Now, we can begin to unroll the relation with unroll level
r
:
T(n) = T(n / 2) + q
= T(n / 4) + q + q
= T(n / 8) + q + q + q
= T(n / 2^r) + qr
The base case is reached when n / 2^r = 1
, so
r = log2(n)
. Substituting:
T(n) = T(1) + qlog2(n)
= k + qlog2(n)
Using properties of the logarithm we know that
log2(n) = log(n)/log(2)
. Since
1/log(2)
is a constant, it can be pulled out and
combined with the other constants so that the algorithm is
O(K + log(n))
. In this case, log(n)
still grows much faster than the constant K
, so the
algorithm is O(log(n))
, or logarithmic time. Below
is an approximate graph of linear time and logarithmic time.
^ time
| /
| /
| / ---/
| / --/
| /-/
|/
-+-----------> n
|
Since the linear curve is always above the logarithmic curve, a linear time algorithm will take more time to run than a logarithmic time algorithm for a similar sized input. This proves that the binary search algorithm is much faster than linear search for large enough inputs, provided that the conditions are met.
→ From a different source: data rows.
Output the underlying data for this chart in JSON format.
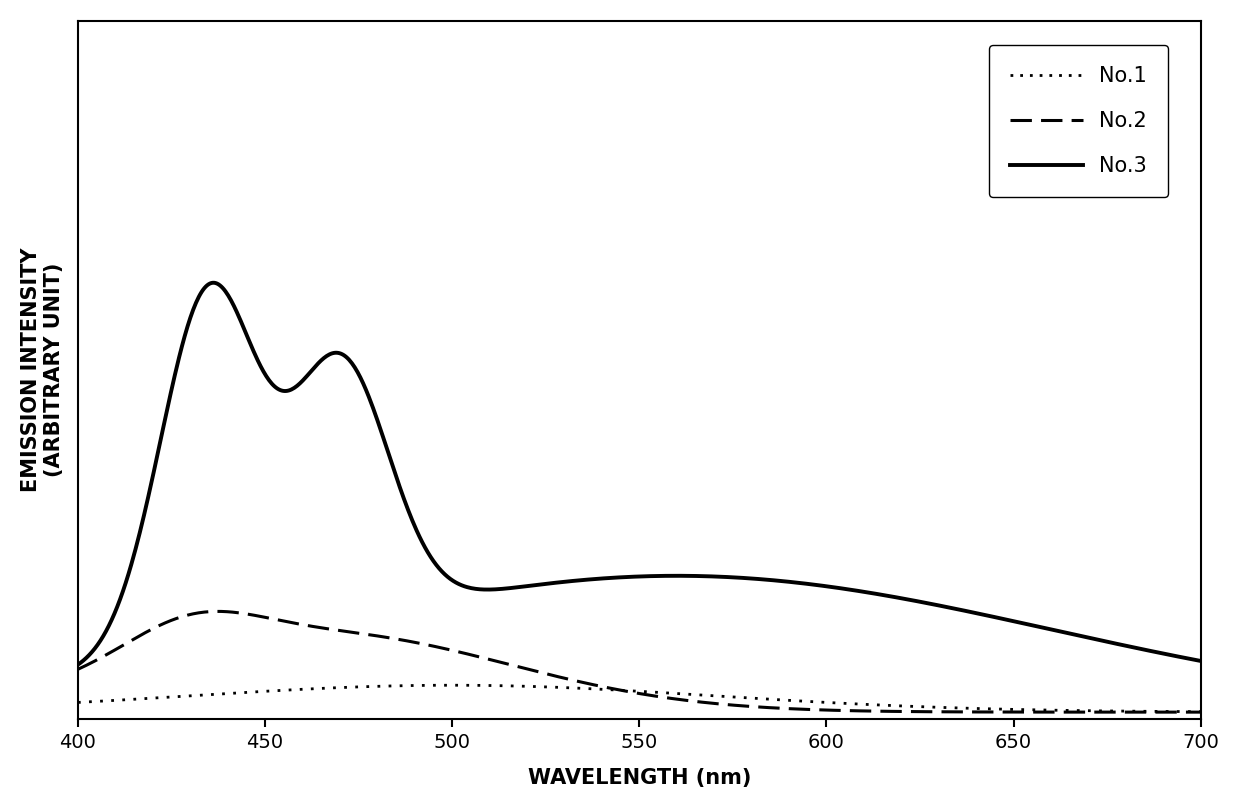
{
  "xlabel": "WAVELENGTH (nm)",
  "ylabel": "EMISSION INTENSITY\n(ARBITRARY UNIT)",
  "xmin": 400,
  "xmax": 700,
  "xticks": [
    400,
    450,
    500,
    550,
    600,
    650,
    700
  ],
  "legend_labels": [
    "No.1",
    "No.2",
    "No.3"
  ],
  "background_color": "#ffffff",
  "line_color": "#000000",
  "label_fontsize": 15,
  "tick_fontsize": 14,
  "legend_fontsize": 15,
  "ylim_max": 1.6
}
This same analysis can be applied for any recursive algorithm, although the algebra required to solve for the final runtime complexity may differ.
Conclusion
Time complexity is a powerful tool to rate the how efficient
an algorithm may be. However, it is important to note that
runtime complexity is not the entire picture when it comes to
real time. This abstraction totally ignores things like the time
and space it takes to call and destroy functions, which is
especially important when looking at recursive algorithms.
Typically, the algorithm with a faster runtime complexity is the
one which should be used, although it is necessary to way the
pros and cons of each algorithm. Merge sort, for instance,
requires best and worst case time of nlog(n)
,
though it requires creating and destroying many sub-lists, which
may take a fair bit of memory. Other sorts such as quick sort
may have a worst case performance of n^2
, though
they operate in-place and typically run at around
nlog(n)
speed, much like merge sort.
It is also necessary to note that oftentimes, developing a slow algorithm is very simple while devising a faster algorithm can be much more difficult and, in some cases, may be impossible.
Big-O and time complexity are essential tools to have as a programmer and computer scientist, though sometimes it requires a little extra consideration to determine which algorithm is best suited for a given scenario.